理事長賞の受賞にはDアカデミーの依田健一代表と、内藤和典講師が登壇。依田氏は「私は英語が話せません。学校時代5段階で2しかとったことがないぐらい。それでも来た仕事は断らないことにしています。今回も、無謀にも引き受けました。私が話したのは、1,2,3,ダアーって勢いをつけるぐらい。専門的なことも伝える必要もあるので、そこは英語が話せる内藤先生に大活躍頂きました。手探りではじめましたが、結果的にはザンビアの橋梁の現状など直接聞かないとわからないことをいっぱい知ることができました。受講生はみなさん学ぶ意欲が高く、礼儀正しかったです。そしてみなさんにご満足いただけました。日本の教育制度は評判がいいです。みなさんのところにも海外からの問い合わせが来ていると思います。ぜひ海外にみなさんにもドローンを普及させていきましょう」と話した。
会合では経済産業省製造産業局航空機武器宇宙産業課次世代空モビリティ政策室長の滝澤慶典企画官、国土交通省航空局安全部無人航空機安全課の梅澤大輔課長が現状や最近の取り組みを紹介した。
JUIDAからは鈴木真二理事長が、JUIDAが8周年を迎え、認定スクールがインドネシアの1校を含め277になり、JUIDA認定ライセンスを取得した技能証明証取得者が30121人、安全運航管理者が25868人、認定講師が2456人となっていることを紹介。「国家資格の制度が始まったあとも数字が堅調に伸びており、JUIDAは国家資格と両輪で発展を支えます」と明言した。
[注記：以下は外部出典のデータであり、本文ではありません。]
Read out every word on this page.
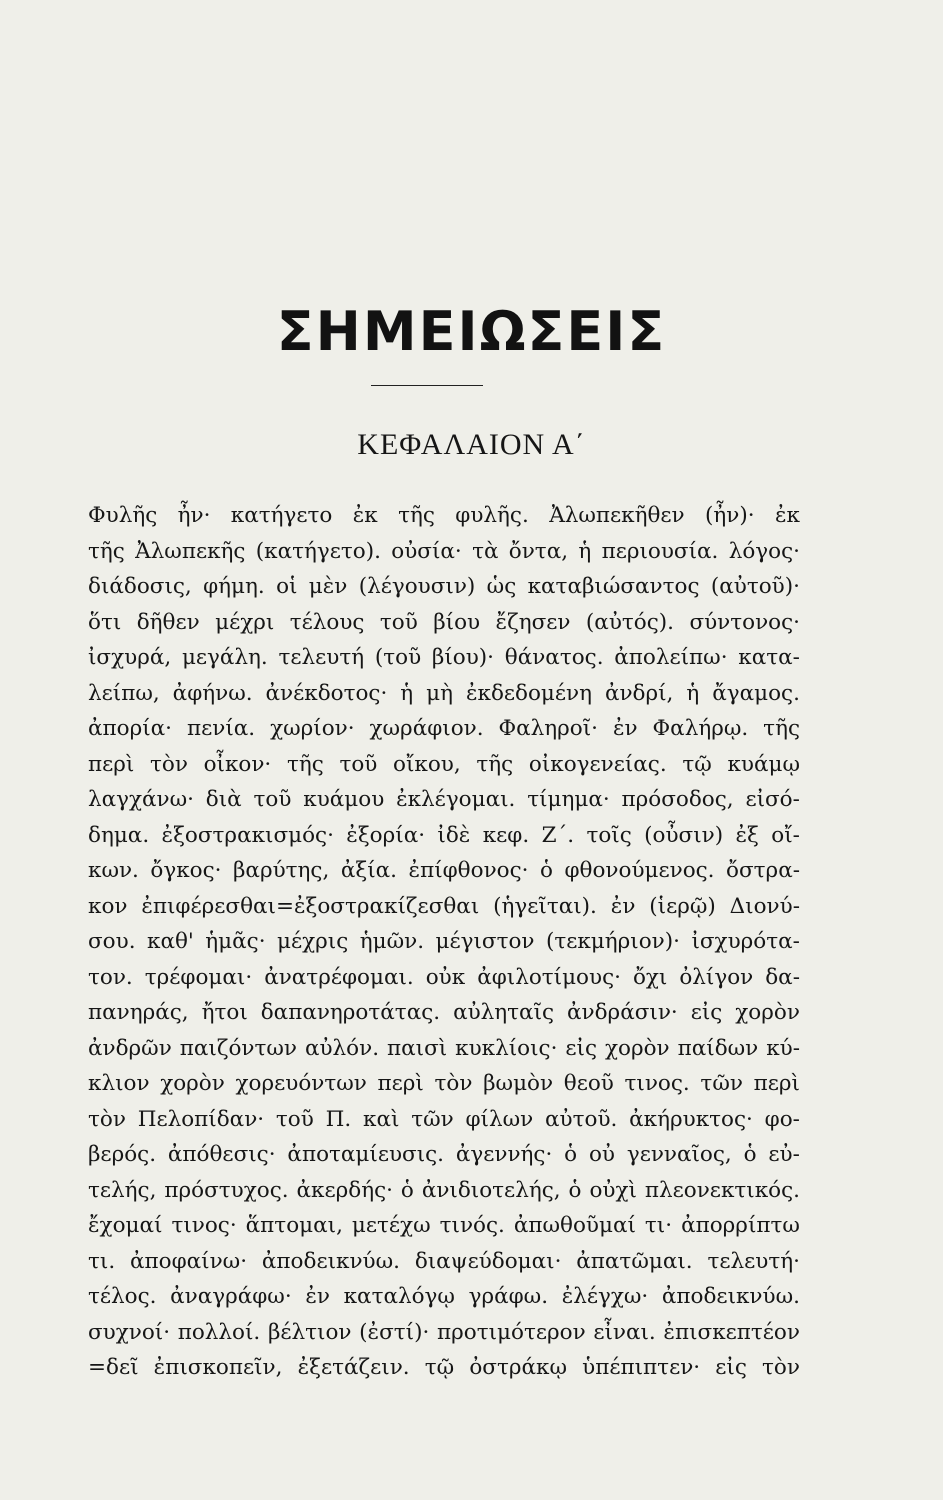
ΣΗΜΕΙΩΣΕΙΣ
ΚΕΦΑΛΑΙΟΝ Α΄
Φυλῆς ἦν· κατήγετο ἐκ τῆς φυλῆς. Ἀλωπεκῆθεν (ἦν)· ἐκ
τῆς Ἀλωπεκῆς (κατήγετο). οὐσία· τὰ ὄντα, ἡ περιουσία. λόγος·
διάδοσις, φήμη. οἱ μὲν (λέγουσιν) ὡς καταβιώσαντος (αὐτοῦ)·
ὅτι δῆθεν μέχρι τέλους τοῦ βίου ἔζησεν (αὐτός). σύντονος·
ἰσχυρά, μεγάλη. τελευτή (τοῦ βίου)· θάνατος. ἀπολείπω· κατα-
λείπω, ἀφήνω. ἀνέκδοτος· ἡ μὴ ἐκδεδομένη ἀνδρί, ἡ ἄγαμος.
ἀπορία· πενία. χωρίον· χωράφιον. Φαληροῖ· ἐν Φαλήρῳ. τῆς
περὶ τὸν οἶκον· τῆς τοῦ οἴκου, τῆς οἰκογενείας. τῷ κυάμῳ
λαγχάνω· διὰ τοῦ κυάμου ἐκλέγομαι. τίμημα· πρόσοδος, εἰσό-
δημα. ἐξοστρακισμός· ἐξορία· ἰδὲ κεφ. Ζ΄. τοῖς (οὖσιν) ἐξ οἴ-
κων. ὄγκος· βαρύτης, ἀξία. ἐπίφθονος· ὁ φθονούμενος. ὄστρα-
κον ἐπιφέρεσθαι=ἐξοστρακίζεσθαι (ἡγεῖται). ἐν (ἱερῷ) Διονύ-
σου. καθ' ἡμᾶς· μέχρις ἡμῶν. μέγιστον (τεκμήριον)· ἰσχυρότα-
τον. τρέφομαι· ἀνατρέφομαι. οὐκ ἀφιλοτίμους· ὄχι ὀλίγον δα-
πανηράς, ἤτοι δαπανηροτάτας. αὐληταῖς ἀνδράσιν· εἰς χορὸν
ἀνδρῶν παιζόντων αὐλόν. παισὶ κυκλίοις· εἰς χορὸν παίδων κύ-
κλιον χορὸν χορευόντων περὶ τὸν βωμὸν θεοῦ τινος. τῶν περὶ
τὸν Πελοπίδαν· τοῦ Π. καὶ τῶν φίλων αὐτοῦ. ἀκήρυκτος· φο-
βερός. ἀπόθεσις· ἀποταμίευσις. ἀγεννής· ὁ οὐ γενναῖος, ὁ εὐ-
τελής, πρόστυχος. ἀκερδής· ὁ ἀνιδιοτελής, ὁ οὐχὶ πλεονεκτικός.
ἔχομαί τινος· ἅπτομαι, μετέχω τινός. ἀπωθοῦμαί τι· ἀπορρίπτω
τι. ἀποφαίνω· ἀποδεικνύω. διαψεύδομαι· ἀπατῶμαι. τελευτή·
τέλος. ἀναγράφω· ἐν καταλόγῳ γράφω. ἐλέγχω· ἀποδεικνύω.
συχνοί· πολλοί. βέλτιον (ἐστί)· προτιμότερον εἶναι. ἐπισκεπτέον
=δεῖ ἐπισκοπεῖν, ἐξετάζειν. τῷ ὀστράκῳ ὑπέπιπτεν· εἰς τὸν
熊田知之事務局長は、レベル4飛行の制度が整ったことに伴い、安全運航管理者にレベル4対応の上級版を創設する準備を進めていることや、会員サポートを今後も充実させていくこと方針を示した。研究開発支援活動として現在の「テクニカルジャーナル」活動の充実や周辺活動を充実させる方針も表明した。鈴木理事長の「両輪発言」を受け、熊田事務局長も「JUIDAは認定スクール制度をしっかり守っていきます。国家資格を取得した方をしっかりサポートしますし、しっかりしたライセンスの前のライト教育も進めます」と宣言した。
このほか、監査実施団体として進めている監査の現状報告やそこからみえてきた傾向についての報告や、防災協定のアンケート結果報告なども行われた。
後半は明治記念館内の別会場に移動し、会員相互の交流を深めた。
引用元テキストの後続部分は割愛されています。